Russia is experienced enough in the big-power tango to know that the US-China interdependency is too far advanced for them to pit against each other in adversarial terms. If anything, the latest reports show that China still invests in US Treasury bonds and, conceivably, Obama is acutely conscious of that himself amidst all the grandstanding.
Having been weaned in dialectical materialism, Russian scholars pay close attention to the wretched state of the US economy than we Indians do. Their experience at close quarters with the US style of diplomacy tells them that a lot of the noise that is coming out of the Asia-Pacific these days is actually bluster, whereas the US economy is in deep trouble.
Russia is unmistakably at the receiving end of the US’s regional strategies in the Central Asian and Caspian regions and in the Middle East. The US-Russia reset is also in doldrums. Chinese commentators can perhaps return the compliment by sitting back and enjoying the bear-baiting.
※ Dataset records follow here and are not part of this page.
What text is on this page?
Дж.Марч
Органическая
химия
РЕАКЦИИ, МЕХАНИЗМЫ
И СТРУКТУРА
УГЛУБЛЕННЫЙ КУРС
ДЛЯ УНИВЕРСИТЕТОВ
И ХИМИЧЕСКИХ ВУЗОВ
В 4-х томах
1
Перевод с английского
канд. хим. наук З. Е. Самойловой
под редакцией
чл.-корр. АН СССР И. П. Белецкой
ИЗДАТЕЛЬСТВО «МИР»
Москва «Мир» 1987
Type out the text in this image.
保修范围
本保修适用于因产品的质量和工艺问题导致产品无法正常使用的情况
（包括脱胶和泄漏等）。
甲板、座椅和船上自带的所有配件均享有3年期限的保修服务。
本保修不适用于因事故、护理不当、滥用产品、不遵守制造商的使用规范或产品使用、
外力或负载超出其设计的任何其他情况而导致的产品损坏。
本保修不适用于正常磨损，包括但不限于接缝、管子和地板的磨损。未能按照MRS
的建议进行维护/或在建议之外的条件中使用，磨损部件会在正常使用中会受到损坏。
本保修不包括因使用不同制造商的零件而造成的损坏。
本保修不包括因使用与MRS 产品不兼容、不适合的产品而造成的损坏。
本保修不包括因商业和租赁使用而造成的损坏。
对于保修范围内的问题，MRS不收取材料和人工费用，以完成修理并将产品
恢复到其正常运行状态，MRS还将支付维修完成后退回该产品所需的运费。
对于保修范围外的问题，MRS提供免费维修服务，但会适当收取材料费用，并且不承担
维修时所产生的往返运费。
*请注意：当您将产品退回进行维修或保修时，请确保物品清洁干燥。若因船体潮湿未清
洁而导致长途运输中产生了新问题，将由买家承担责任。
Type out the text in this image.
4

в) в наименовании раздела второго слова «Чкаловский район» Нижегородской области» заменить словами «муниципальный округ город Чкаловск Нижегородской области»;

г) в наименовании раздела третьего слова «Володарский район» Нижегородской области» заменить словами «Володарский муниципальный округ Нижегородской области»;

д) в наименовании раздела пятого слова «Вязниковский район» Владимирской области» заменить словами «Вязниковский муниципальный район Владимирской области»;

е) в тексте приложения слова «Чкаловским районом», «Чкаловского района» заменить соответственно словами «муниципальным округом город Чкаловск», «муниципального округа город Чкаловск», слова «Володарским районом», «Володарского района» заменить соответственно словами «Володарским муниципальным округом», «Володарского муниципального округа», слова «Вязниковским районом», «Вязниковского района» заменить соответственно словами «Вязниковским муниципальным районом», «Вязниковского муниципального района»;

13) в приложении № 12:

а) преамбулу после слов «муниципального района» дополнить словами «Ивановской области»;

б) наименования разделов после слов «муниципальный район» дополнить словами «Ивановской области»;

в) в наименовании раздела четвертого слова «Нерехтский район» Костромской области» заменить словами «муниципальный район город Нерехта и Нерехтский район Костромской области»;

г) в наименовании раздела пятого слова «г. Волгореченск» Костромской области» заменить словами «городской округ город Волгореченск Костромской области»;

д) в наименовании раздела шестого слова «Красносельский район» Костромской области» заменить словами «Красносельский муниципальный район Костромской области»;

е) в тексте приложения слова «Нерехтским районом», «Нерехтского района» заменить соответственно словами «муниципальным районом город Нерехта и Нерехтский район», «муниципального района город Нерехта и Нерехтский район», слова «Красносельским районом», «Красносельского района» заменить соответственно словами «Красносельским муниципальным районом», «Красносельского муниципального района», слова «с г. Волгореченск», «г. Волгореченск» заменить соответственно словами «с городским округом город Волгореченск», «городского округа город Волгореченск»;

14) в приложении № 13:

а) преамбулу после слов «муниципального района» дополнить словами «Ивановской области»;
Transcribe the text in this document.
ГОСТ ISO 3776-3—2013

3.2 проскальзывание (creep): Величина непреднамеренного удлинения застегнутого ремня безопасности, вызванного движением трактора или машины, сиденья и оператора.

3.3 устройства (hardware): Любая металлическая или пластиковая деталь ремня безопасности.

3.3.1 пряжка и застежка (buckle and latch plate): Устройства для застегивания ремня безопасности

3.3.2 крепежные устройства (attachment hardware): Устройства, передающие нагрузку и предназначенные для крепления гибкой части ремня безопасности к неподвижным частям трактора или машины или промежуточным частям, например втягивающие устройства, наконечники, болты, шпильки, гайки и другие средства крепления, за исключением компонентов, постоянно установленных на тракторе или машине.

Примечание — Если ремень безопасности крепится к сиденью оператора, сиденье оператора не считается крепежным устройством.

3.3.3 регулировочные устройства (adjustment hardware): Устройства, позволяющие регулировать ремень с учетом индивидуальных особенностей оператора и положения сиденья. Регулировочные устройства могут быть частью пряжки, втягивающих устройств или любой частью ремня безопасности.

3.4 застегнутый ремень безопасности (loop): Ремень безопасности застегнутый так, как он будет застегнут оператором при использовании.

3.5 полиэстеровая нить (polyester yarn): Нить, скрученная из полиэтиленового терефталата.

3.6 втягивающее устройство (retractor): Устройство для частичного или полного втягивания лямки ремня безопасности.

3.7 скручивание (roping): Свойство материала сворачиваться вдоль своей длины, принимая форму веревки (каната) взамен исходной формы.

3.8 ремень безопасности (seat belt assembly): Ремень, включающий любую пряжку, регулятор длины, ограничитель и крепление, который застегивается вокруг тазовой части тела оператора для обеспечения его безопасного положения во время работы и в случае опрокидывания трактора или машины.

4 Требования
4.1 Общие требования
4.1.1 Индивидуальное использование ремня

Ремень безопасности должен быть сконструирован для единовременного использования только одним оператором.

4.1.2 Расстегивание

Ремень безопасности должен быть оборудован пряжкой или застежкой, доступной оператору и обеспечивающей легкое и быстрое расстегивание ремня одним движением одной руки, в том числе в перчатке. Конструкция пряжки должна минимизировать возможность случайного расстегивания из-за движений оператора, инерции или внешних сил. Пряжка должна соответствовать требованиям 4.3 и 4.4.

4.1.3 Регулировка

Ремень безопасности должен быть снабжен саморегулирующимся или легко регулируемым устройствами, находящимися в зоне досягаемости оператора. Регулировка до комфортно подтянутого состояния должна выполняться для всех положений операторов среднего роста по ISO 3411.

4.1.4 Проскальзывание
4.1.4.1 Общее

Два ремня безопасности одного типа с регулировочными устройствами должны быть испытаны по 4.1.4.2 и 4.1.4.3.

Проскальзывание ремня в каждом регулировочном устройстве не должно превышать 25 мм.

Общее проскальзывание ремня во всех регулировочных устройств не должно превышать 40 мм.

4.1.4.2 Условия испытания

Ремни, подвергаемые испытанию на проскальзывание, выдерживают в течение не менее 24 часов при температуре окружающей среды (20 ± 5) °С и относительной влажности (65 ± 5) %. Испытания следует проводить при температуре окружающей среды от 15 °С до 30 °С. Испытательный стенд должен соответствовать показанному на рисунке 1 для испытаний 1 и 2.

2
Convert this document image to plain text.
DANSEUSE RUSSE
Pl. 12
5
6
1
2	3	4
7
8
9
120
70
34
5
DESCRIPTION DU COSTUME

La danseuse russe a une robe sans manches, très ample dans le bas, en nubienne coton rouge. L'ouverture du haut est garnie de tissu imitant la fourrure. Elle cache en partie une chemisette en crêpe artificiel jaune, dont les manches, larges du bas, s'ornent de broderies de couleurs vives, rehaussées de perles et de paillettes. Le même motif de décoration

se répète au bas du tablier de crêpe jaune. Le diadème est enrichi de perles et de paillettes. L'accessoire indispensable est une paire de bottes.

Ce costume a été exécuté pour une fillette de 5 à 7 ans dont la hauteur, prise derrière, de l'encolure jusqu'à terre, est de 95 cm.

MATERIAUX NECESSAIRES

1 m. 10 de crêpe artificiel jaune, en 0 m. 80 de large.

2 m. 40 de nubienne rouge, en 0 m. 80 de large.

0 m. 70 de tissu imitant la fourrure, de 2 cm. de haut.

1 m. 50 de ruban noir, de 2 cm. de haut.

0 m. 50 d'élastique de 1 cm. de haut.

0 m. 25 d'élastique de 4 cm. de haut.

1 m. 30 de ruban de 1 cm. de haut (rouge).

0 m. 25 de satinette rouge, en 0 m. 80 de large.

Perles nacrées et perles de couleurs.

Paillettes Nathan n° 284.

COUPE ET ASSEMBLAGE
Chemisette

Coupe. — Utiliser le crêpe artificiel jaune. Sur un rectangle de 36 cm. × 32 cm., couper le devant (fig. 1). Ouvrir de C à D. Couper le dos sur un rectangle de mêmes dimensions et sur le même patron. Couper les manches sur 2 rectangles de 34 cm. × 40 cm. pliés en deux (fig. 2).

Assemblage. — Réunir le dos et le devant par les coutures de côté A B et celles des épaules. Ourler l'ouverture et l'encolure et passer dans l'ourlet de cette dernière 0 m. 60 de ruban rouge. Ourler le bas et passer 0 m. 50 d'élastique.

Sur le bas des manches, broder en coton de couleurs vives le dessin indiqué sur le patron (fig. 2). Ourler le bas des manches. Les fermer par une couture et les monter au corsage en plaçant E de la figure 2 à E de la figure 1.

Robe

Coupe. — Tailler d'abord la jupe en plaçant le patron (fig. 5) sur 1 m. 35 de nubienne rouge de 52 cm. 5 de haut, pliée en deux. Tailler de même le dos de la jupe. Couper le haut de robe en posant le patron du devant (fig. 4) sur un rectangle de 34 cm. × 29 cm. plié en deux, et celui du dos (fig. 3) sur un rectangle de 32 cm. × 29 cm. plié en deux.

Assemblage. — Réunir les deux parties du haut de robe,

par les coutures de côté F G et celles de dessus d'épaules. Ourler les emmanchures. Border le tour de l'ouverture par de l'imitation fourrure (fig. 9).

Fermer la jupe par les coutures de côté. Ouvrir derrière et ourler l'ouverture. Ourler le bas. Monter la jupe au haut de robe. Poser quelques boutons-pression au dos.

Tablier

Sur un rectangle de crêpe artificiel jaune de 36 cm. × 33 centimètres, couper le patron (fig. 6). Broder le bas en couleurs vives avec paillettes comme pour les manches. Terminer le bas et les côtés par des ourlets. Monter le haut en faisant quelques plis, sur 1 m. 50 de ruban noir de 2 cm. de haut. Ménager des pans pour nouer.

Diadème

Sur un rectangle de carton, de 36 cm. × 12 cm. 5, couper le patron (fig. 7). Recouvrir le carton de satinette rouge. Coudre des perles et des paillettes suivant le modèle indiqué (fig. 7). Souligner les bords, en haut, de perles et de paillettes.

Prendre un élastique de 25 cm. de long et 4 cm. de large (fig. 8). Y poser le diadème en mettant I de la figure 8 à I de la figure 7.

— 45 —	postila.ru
The ‘loss’ of Syria will no doubt diminish Russia. Russia’s only naval base in the Mediterranean happens to be in Syria. The US is already ‘poaching’ into the Black Sea and it is no longer a Russian ‘lake’. To break out of the US’s ‘encirclement’, Iran becomes a critically important partner for Russia. But through the latest IAEA report, US cleverly torpedoed the Russian attempts to put the Iran nuclear issue back on the diplomatic track.
On both Syria and Iran, Russia has worked itself into a very active diplomatic mode lately. But China is relatively reticent on the Middle East.
The US is trying hard to pin down Russia and China to their respective ‘regions’. Logically, in these circumstances Russia and China should work together. Of course, they do to some extent. On balance, however, China seems ‘more willing’. On Syria and Iran, China may follow the Russian lead.